Özdemir, bağış sırasında kanının durmaması nedeniyle Türk Kızılay personelinin tavsiyesi üzerine detaylı sağlık kontrolünün yapılması için özel hastaneye gitti.
Kan testlerinde bazı değerleri düşük çıkan Özdemir'e, ileri tetkiklerin ardından kan kanseri türü olan "Bifenotipik Akut Lösemi" teşhisi konuldu.
Tedavisine Çukurova Üniversitesi Tıp Fakültesi Balcalı Hastanesinde başlanan Özdemir, 6 aydır hem kendi hem de diğer hastaların sağlığına kavuşması için bağışçı arıyor.
– "Kök hücre bağışı yapmaya gitmeseydim bu hastalığı öğrenemeyecektim"
Bir çocuk annesi Sibel Özdemir, AA muhabirine, lösemili çocuklara umut olmak için bağış etkinliğine gittiğini söyledi.
Türk Kızılaya bağış yaparken kanının durmaması nedeniyle hastaneye başvurduğunu dile getiren Özdemir, şöyle konuştu:
"Hastanede kan yayması yapıldığında hücrelerde bozulma fark edildi ve lösemi teşhisi konuldu. Kök hücre bağışı yapmaya gitmeseydim bu hastalığı öğrenemeyecektim. Lösemi genellikle son evrede fark ediliyor. Ben de ise hiçbir belirti yoktu, fiziksel olarak çok iyiydim. Tamamen tesadüfen öğrendim. Şu an yüksek riskli pozisyonda olduğum için nakil olmam gerekiyor. Son çare olarak oğlumdan nakil olacağım. Bu durumda yüzde 50 uyumlu bir nakil olacağı ve hayatta kalma oranımın düşeceği için doktorlar bunu çok tercih etmiyor."
Özdemir, nakil için Türkiye Kök Hücre Koordinasyon Merkezinden dönüş beklediğini, kök hücre bağışı konusunda herkesin duyarlı olması gerektiğini anlattı.
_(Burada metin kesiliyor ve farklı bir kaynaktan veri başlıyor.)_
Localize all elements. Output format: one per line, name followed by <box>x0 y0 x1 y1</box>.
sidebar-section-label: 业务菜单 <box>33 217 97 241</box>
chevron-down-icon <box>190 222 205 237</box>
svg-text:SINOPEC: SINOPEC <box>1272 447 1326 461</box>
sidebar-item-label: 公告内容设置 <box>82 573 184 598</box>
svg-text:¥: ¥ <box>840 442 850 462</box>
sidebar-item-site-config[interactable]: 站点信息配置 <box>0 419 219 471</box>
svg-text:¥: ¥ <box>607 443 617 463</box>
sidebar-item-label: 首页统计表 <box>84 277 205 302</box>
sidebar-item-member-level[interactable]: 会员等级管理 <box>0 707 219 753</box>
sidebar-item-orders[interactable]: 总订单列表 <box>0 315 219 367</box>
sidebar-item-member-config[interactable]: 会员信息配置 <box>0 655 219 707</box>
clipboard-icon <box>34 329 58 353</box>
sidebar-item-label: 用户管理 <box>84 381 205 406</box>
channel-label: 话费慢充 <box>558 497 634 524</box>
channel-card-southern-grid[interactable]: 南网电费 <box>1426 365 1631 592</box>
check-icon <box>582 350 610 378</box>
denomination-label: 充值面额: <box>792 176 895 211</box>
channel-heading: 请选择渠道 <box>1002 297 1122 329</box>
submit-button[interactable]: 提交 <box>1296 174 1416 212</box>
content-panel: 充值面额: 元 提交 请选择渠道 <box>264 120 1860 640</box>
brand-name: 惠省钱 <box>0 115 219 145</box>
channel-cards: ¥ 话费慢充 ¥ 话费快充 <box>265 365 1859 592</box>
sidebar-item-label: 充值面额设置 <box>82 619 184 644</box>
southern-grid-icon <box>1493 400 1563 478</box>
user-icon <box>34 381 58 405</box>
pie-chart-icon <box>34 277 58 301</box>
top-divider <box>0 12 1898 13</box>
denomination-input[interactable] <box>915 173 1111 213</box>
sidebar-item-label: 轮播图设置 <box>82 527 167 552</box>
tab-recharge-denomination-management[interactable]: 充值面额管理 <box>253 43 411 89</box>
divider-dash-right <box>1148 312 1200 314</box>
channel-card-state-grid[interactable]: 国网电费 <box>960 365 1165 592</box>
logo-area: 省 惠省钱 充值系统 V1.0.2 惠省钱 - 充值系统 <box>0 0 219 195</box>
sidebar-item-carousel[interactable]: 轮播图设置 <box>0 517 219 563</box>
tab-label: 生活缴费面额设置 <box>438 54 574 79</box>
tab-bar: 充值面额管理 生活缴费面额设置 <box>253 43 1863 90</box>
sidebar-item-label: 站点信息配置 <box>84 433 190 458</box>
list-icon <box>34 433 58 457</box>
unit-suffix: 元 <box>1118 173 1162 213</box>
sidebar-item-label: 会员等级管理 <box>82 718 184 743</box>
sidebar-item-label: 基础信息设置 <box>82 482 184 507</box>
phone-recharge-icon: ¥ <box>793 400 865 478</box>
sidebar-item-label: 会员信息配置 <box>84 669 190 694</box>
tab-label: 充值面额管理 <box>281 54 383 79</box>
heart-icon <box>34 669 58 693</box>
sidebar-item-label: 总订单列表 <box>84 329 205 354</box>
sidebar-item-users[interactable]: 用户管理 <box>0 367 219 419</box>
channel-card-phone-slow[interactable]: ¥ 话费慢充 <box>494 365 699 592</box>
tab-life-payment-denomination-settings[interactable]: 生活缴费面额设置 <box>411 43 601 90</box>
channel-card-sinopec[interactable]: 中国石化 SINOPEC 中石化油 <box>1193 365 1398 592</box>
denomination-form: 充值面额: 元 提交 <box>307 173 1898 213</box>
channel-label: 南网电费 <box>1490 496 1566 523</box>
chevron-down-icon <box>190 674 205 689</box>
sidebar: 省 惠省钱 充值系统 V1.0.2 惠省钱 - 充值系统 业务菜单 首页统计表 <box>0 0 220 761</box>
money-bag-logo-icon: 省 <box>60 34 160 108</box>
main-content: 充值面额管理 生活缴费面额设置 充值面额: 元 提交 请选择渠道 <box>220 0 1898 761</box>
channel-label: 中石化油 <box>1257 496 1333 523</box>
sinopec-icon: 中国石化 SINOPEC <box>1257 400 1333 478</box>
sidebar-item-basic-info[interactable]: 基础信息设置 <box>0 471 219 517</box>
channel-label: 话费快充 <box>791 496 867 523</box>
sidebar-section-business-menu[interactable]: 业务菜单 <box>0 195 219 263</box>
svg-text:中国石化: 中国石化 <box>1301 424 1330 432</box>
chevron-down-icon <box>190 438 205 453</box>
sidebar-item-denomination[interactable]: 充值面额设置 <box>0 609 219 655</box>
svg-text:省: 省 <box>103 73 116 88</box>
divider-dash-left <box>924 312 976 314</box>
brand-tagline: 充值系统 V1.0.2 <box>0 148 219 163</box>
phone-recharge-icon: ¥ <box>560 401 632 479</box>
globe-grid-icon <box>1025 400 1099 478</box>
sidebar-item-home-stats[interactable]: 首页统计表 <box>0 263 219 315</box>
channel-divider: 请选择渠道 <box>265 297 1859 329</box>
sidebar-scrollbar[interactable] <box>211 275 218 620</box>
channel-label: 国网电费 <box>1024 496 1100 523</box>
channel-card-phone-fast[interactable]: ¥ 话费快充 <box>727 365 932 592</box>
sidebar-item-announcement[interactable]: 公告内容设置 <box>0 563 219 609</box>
– "Üç tüp kan, bir hayat demek"
Diğer lösemililer için de mücadele ettiğini belirten Özdemir, "Herkese ulaşmaya çalışıyorum. Ne kadar fazla kişiye ulaşabilirsem benim için o kadar kar çünkü bu mücadeleyi sadece kendim için değil aynı zamanda bu savaşı veren benden büyük hastalar ve kardeşlerim için de sürdürüyorum." dedi.
Sibel Özdemir, sözlerini şöyle sürdürdü:
"Ruh halime göre sarı, pembe, kızıl, siyah, rengarenk peruklar takıyorum. Bu şekilde kendimi motive ediyorum. Süreci iyi yönettiğimi düşünüyorum. Moralimi çok fazla düşürmedim. Üç tüp kan, bir hayat demek. Diğer hastalar da iyileşeceklerine inansınlar. Ben hep 'zihinsel olarak bu savaşı yendim, kendimi iyileşmiş gibi hissediyorum' diyorum. Bedenim de bunun için savaşacak."